July 29, 2011
Analysts cut their target prices and recommendations on Singapore Airlines after the carrier posted an 82 percent drop in first quarter profit due to high jet fuel prices.
Bank of America Merrill Lynch, which called the weaker-than-expected results "dreadful," cut its price target to SGD$14.20 (USD$11.78) from SGD$16.60, but maintained its "buy" recommendation of the stock.
Credit Suisse downgraded its recommendation on the stock to "neutral" from "overweight" with a lower target price of SGD$14.40 compared to SGD$15.90 previously, while Deutsche Bank cut the stock to "hold" from "buy" and reduced the target price to SGD$13.20 from SGD$16.90.

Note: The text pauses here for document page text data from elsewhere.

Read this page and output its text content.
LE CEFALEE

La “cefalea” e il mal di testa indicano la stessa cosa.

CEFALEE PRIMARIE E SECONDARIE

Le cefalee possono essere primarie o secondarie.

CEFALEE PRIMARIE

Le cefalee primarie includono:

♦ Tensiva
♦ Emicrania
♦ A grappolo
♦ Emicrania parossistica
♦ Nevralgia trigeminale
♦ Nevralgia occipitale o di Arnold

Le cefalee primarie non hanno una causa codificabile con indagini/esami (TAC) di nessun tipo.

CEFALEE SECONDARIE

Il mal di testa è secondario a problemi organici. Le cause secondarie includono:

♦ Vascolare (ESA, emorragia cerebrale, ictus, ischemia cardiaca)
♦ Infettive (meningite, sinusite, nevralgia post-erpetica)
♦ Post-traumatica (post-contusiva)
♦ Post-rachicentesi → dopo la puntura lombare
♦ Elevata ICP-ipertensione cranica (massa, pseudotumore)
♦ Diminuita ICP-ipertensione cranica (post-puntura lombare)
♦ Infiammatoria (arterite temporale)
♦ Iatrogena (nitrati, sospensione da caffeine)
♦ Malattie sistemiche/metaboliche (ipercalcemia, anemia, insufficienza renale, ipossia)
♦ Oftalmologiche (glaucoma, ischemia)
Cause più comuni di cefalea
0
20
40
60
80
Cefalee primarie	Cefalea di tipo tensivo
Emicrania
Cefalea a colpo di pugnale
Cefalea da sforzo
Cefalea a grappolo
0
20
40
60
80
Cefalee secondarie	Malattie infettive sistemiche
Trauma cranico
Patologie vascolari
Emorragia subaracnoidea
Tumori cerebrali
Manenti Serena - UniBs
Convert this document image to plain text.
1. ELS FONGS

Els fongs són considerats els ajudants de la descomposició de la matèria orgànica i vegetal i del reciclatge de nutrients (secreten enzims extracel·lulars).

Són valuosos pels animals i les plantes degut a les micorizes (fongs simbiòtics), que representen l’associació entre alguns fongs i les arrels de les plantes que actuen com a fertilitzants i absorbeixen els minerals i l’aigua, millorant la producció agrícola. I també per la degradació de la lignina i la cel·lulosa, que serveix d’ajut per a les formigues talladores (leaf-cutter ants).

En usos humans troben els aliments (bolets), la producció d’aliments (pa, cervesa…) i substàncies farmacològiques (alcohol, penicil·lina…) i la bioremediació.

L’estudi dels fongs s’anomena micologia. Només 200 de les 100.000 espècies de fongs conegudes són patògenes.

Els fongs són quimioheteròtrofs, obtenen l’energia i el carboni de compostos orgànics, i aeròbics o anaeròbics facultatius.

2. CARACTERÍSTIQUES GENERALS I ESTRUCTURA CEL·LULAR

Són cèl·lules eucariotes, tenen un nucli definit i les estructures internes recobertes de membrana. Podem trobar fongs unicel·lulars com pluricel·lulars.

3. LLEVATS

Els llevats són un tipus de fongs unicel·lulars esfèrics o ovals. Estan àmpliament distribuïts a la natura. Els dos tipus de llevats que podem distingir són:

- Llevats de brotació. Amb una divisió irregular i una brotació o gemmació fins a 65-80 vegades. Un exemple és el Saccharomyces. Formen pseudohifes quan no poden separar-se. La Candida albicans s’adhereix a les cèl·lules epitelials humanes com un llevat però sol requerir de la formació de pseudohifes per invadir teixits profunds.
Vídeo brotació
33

"The weak result gives renewed urgency to the new CEO's initiatives of a long-haul budget carrier and tie-up with Virgin Blue. SIA needs more traffic for its network (and) these should give it," Bank of America Merrill Lynch said in a research report.
"Change is needed as the rapidly changing Asian aviation market means SIA's premium-only strategy appears to be faltering," the report said.
The carrier, about 55 percent-owned by Singapore state investor Temasek, posted a net profit of SGD$44.7 million (USD$37 million) in the quarter ended June 30, compared to SGD$252.5 million a year ago.